The Next Permutation

Time Limit: 2000/1000 MS (Java/Others)    Memory Limit: 32768/32768 K (Java/Others)
Total Submission(s): 619    Accepted Submission(s): 440

Problem Description

For this problem, you will write a program that takes a (possibly long) string of decimal digits, and outputs the permutation of those decimal digits that has the next larger value (as a decimal number)
than the input number. For example:
123 -> 132
279134399742 -> 279134423799
It is possible that no permutation of the input digits has a larger value. For example, 987.

 

Input

The first line of input contains a single integer P, (1 ≤ P ≤ 1000), which is the number of data sets that follow. Each data set is a single line that contains the data set number, followed by a space, followed by up to 80 decimal digits which is the input value.

 

Output

For each data set there is one line of output. If there is no larger permutation of the input digits, the output should be the data set number followed by a single space, followed by the string BIGGEST. Ifthere is a solution, the output should be the data set number, a single space and the next larger
permutation of the input digits.

 

Sample Input

  

   3
1 123
2 279134399742
3 987
  

 

Sample Output

  

   1 132
2 279134423799
3 BIGGEST
  

 

Source

2009 Greater New York Regional

 

库函数是个有东西！

范围由[first,last)标记，调用next_permutation使数列逐次增大，这个递增过程按照字典序。例如，在字母表中，abcd的下一单词排列为abdc，但是，有一关键点，如何确定这个下一排列为字典序中的next，而不是next->next->next……

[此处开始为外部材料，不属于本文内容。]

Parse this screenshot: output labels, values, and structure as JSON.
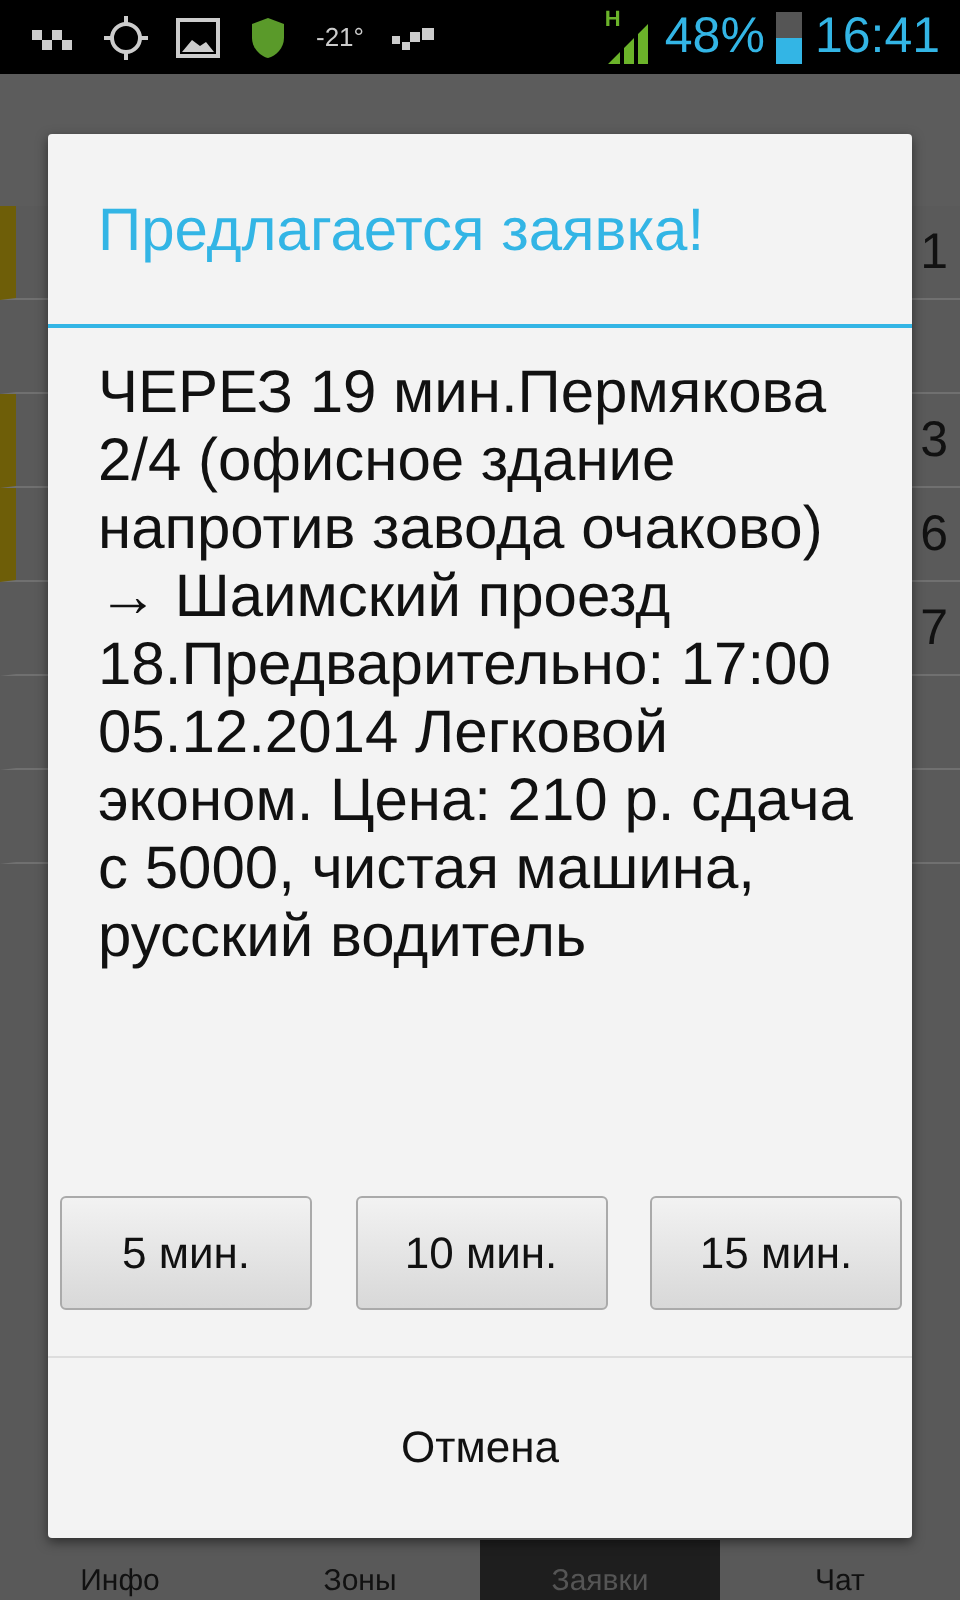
{
  "status_bar": {
    "temperature": "-21°",
    "network": "H",
    "battery_percent": "48%",
    "time": "16:41"
  },
  "list": {
    "rows": [
      {
        "end": "1",
        "highlighted": true
      },
      {
        "highlighted": false
      },
      {
        "end": "3",
        "highlighted": true
      },
      {
        "end": "6",
        "highlighted": true
      },
      {
        "end": "7",
        "highlighted": false
      },
      {
        "highlighted": false
      },
      {
        "highlighted": false
      }
    ]
  },
  "tabs": [
    {
      "label": "Инфо",
      "selected": false
    },
    {
      "label": "Зоны",
      "selected": false
    },
    {
      "label": "Заявки",
      "selected": true
    },
    {
      "label": "Чат",
      "selected": false
    }
  ],
  "dialog": {
    "title": "Предлагается заявка!",
    "message": "ЧЕРЕЗ 19 мин.Пермякова 2/4 (офисное здание напротив завода очаково) → Шаимский проезд 18.Предварительно: 17:00 05.12.2014 Легковой эконом. Цена: 210 р. сдача с 5000, чистая машина, русский водитель",
    "buttons": [
      "5 мин.",
      "10 мин.",
      "15 мин."
    ],
    "cancel": "Отмена"
  }
}
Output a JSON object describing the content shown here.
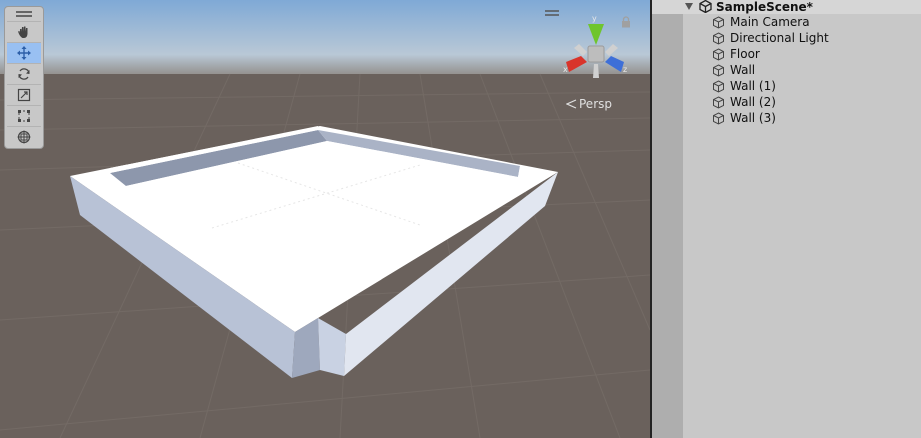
{
  "scene_view": {
    "camera_mode": "Persp",
    "tools": [
      {
        "name": "hand-tool",
        "active": false
      },
      {
        "name": "move-tool",
        "active": true
      },
      {
        "name": "rotate-tool",
        "active": false
      },
      {
        "name": "scale-tool",
        "active": false
      },
      {
        "name": "rect-tool",
        "active": false
      },
      {
        "name": "transform-tool",
        "active": false
      }
    ],
    "gizmo_axes": {
      "y": "y",
      "x": "x",
      "z": "z"
    }
  },
  "hierarchy": {
    "scene_name": "SampleScene*",
    "items": [
      "Main Camera",
      "Directional Light",
      "Floor",
      "Wall",
      "Wall (1)",
      "Wall (2)",
      "Wall (3)"
    ]
  },
  "colors": {
    "active_tool": "#99c0f2",
    "axis_x": "#d9342b",
    "axis_y": "#6fc52d",
    "axis_z": "#3d6fd8"
  }
}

若当前调用排列到达最大字典序，比如dcba，就返回false，同时重新设置该排列为最小字典序。

返回为true表示生成下一排列成功

#include<iostream>
#include<algorithm>
#include<string>
#include<cstring>
using namespace std;
char str[100];

int main()
{
	int num_case,ca;
	cin>>num_case;
	while(num_case--)
	{
		scanf("%d %s",&ca,str);
		if(next_permutation(str,str+strlen(str)))
			cout<<ca<<" "<<str<<endl;
		else 
			cout<<ca<<" BIGGEST"<<endl;

	}
	return 0;
}